Originally purchased by the city of San Diego, this engine was a product of the war years.
About 1975 the '42 was purchased by the California City Fire Department from the San Diego City Fire Department. San Diego had used it for many years as a reserve rig and California City intended to do the same. The '42 served in that capacity until about 1983. Shortly before its retirement it pumped its last big fire and was then sold to Bob Clayton. Clayton ran a fire extinguisher business. He later sold the engine to the Lancaster Rotary club as a parade vehicle. In 1995 the old Seagrave was found languishing in a storage yard.
The hose-bed was shortened with a wooden bulkhead and two benches were added for riders. Although originally equiped with a "Squirrel-tail" suction, the factory delivery photos also show the suction trays pictured here on the left side of the vehicle. The hose reel ends are brass, but they were painted at the factory, as was almost all of the brass on the vehicle.

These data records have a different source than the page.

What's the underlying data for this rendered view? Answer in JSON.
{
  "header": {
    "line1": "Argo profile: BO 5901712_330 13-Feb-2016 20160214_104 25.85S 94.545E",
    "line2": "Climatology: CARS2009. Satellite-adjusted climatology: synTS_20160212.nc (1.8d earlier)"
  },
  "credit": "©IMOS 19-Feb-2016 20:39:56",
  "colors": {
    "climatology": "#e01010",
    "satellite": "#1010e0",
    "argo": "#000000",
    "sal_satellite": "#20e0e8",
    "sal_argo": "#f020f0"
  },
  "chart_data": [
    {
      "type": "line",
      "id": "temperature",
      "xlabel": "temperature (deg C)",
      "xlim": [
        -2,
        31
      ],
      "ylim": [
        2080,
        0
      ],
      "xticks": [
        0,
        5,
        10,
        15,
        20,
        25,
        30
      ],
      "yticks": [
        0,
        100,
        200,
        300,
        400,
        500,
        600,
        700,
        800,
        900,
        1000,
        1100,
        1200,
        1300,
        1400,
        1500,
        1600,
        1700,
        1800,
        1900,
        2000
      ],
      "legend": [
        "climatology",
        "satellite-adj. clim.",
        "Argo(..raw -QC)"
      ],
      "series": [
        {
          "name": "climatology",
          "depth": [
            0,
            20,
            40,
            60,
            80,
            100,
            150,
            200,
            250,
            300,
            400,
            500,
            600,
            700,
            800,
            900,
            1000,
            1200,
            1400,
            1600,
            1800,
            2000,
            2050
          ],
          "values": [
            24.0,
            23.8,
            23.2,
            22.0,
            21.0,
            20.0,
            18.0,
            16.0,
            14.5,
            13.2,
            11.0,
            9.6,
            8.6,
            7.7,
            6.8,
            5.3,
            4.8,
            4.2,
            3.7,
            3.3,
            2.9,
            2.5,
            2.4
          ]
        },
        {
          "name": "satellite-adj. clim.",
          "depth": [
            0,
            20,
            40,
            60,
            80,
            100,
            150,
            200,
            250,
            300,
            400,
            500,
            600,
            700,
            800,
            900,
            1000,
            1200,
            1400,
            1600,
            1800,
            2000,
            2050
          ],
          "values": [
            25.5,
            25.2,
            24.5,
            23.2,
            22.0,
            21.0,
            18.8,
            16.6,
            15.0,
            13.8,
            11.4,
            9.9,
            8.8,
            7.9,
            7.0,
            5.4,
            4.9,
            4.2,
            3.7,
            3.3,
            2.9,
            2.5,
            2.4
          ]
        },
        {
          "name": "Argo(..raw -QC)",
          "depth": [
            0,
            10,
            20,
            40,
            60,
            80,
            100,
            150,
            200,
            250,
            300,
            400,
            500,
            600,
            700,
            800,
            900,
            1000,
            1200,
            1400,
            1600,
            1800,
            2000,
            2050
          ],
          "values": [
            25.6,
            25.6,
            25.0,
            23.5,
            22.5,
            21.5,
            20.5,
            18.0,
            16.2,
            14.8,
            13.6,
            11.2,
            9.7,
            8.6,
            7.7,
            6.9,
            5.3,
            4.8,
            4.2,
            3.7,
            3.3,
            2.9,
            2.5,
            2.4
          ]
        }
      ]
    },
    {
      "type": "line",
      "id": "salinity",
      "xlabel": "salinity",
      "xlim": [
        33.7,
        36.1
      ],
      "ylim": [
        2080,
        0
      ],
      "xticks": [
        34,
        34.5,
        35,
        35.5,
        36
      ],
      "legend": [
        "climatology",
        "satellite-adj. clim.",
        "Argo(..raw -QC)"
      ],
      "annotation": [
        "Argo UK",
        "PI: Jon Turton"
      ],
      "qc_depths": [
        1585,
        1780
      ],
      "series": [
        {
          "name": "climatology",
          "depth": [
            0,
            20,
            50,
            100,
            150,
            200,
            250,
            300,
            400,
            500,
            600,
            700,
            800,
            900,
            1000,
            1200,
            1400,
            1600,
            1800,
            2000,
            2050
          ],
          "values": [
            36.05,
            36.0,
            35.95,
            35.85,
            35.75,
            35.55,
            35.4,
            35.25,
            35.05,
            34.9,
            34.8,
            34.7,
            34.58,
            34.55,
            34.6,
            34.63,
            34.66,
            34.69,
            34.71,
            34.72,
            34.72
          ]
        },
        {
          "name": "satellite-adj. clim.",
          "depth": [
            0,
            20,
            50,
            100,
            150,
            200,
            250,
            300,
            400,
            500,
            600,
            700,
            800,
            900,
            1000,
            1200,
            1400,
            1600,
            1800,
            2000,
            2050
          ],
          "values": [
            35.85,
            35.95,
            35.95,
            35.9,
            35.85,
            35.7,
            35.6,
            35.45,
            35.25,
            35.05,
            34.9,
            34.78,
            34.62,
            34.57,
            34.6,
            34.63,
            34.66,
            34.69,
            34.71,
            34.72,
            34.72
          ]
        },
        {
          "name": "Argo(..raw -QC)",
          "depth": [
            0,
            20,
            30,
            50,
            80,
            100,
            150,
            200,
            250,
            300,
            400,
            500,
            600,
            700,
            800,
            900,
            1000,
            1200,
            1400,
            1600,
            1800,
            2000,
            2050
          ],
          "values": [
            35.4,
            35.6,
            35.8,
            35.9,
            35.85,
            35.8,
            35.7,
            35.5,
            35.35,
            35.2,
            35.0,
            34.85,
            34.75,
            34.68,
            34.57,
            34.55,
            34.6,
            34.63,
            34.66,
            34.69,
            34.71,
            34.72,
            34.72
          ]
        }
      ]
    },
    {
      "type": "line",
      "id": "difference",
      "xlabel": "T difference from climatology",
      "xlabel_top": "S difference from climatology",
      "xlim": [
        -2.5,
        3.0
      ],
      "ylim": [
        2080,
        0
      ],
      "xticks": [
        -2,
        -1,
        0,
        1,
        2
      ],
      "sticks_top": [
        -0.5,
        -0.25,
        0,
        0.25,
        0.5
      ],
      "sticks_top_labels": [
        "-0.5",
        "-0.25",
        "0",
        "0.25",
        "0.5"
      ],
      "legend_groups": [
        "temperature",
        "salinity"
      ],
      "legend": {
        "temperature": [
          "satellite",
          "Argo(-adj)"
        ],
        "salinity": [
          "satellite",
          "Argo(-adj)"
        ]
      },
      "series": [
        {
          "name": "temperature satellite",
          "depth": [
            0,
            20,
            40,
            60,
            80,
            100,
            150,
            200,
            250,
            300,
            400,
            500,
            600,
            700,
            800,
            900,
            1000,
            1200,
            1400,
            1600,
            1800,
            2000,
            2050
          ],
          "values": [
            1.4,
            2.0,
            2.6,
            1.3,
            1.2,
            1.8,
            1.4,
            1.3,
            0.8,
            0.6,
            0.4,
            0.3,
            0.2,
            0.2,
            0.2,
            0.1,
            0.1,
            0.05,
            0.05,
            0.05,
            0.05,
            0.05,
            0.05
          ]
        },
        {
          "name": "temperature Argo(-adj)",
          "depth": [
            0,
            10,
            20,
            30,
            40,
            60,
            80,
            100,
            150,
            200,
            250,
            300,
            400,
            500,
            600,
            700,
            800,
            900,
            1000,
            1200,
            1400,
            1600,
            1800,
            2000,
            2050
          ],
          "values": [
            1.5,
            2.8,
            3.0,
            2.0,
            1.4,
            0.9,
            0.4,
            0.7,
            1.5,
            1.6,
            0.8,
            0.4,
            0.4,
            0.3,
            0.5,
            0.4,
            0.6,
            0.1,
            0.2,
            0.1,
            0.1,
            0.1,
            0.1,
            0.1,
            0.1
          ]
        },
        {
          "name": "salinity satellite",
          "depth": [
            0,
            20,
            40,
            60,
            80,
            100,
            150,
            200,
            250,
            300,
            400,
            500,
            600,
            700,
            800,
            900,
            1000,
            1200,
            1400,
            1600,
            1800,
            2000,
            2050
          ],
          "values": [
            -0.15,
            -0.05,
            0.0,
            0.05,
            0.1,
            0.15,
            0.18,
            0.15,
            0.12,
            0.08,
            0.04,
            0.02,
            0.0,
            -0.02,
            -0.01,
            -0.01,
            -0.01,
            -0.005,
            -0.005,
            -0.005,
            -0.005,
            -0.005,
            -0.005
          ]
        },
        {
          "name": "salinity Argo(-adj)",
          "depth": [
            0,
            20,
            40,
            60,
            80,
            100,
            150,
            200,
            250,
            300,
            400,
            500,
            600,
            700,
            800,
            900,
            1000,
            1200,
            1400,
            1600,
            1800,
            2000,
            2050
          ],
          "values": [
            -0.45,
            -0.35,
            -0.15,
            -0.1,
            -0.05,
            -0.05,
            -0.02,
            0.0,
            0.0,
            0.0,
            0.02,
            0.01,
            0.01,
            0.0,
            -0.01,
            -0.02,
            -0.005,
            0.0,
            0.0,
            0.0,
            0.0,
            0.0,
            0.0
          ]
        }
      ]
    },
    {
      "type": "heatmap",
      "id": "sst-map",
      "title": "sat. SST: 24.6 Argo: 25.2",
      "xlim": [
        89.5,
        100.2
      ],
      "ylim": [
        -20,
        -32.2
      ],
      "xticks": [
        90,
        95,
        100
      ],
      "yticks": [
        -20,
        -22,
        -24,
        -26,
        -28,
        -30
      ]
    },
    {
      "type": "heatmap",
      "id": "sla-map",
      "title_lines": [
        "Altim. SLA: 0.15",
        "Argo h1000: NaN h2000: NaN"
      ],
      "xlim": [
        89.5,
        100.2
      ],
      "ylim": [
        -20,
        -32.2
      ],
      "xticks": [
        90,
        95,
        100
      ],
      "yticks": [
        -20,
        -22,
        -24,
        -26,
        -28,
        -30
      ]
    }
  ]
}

Its paint was badly weathered from sitting unprotected in the sun, wind and rain. The gasoline in the tank had turned into something akin to kerosine and it took a couple of days work to get the engine to start. The corner of the "Sweetheart" grill shows in this photo but not enough to see the heart shaped namesake feature.
The powerplant is a 906 cubic inch Seagrave V-12. It has redundant ignition systems. On the right side of the engine is a twin-rotor distributor that fires half of the 24 spark plugs. On the left side of the engine are twin magnetos that fire the remaining 12 plugs. They are currently lacking plug wires as shown in the picture. The plugs were originally seated on the top of the head where the paired stop-plugs are now. One of San Diego's chief's discovered that moving the plugs down to the level of the valve inspection/adjustment ports would give better ignition and mileage. They remain in that location today.
Carburetion is achieved through a MONSTER single-barrel unit mounted atop an intake manifold reminiscent of the USS Nimitz. Its primitive, but it NEVER refuses to start. Just in case it ever does, the vehicle is equipped for hand-cranking. (Macho men ONLY!!)
The doors were stripped off by San Diego as a result of door failure during cornering. The doors provided false security so the Fire Chief ordered them removed. In their place were either pipes like this or split-pipe-and-panel devices similar to this. Both the pump panel and the "pressure regulator" are shown here.
The gauges in the center dash panel are in pretty good shape and all the original switches are there. A patch of the original paint can be seen to the right of the dash panel.
Soda-acid extinguishers like this were original equipment in 1942. They remained in use state-wide almost as long as this Seagrave did.
The vehicle was delivered in "San Diego Red", but was later repainted to something close to "L.A. County Red". The original color was a deeper, darker red. Some of it shows through in places. Although the original paint code is known, the DuPont company is unable to match it back to a known formula. The local auto paint store has done a color match that will be used for restoration.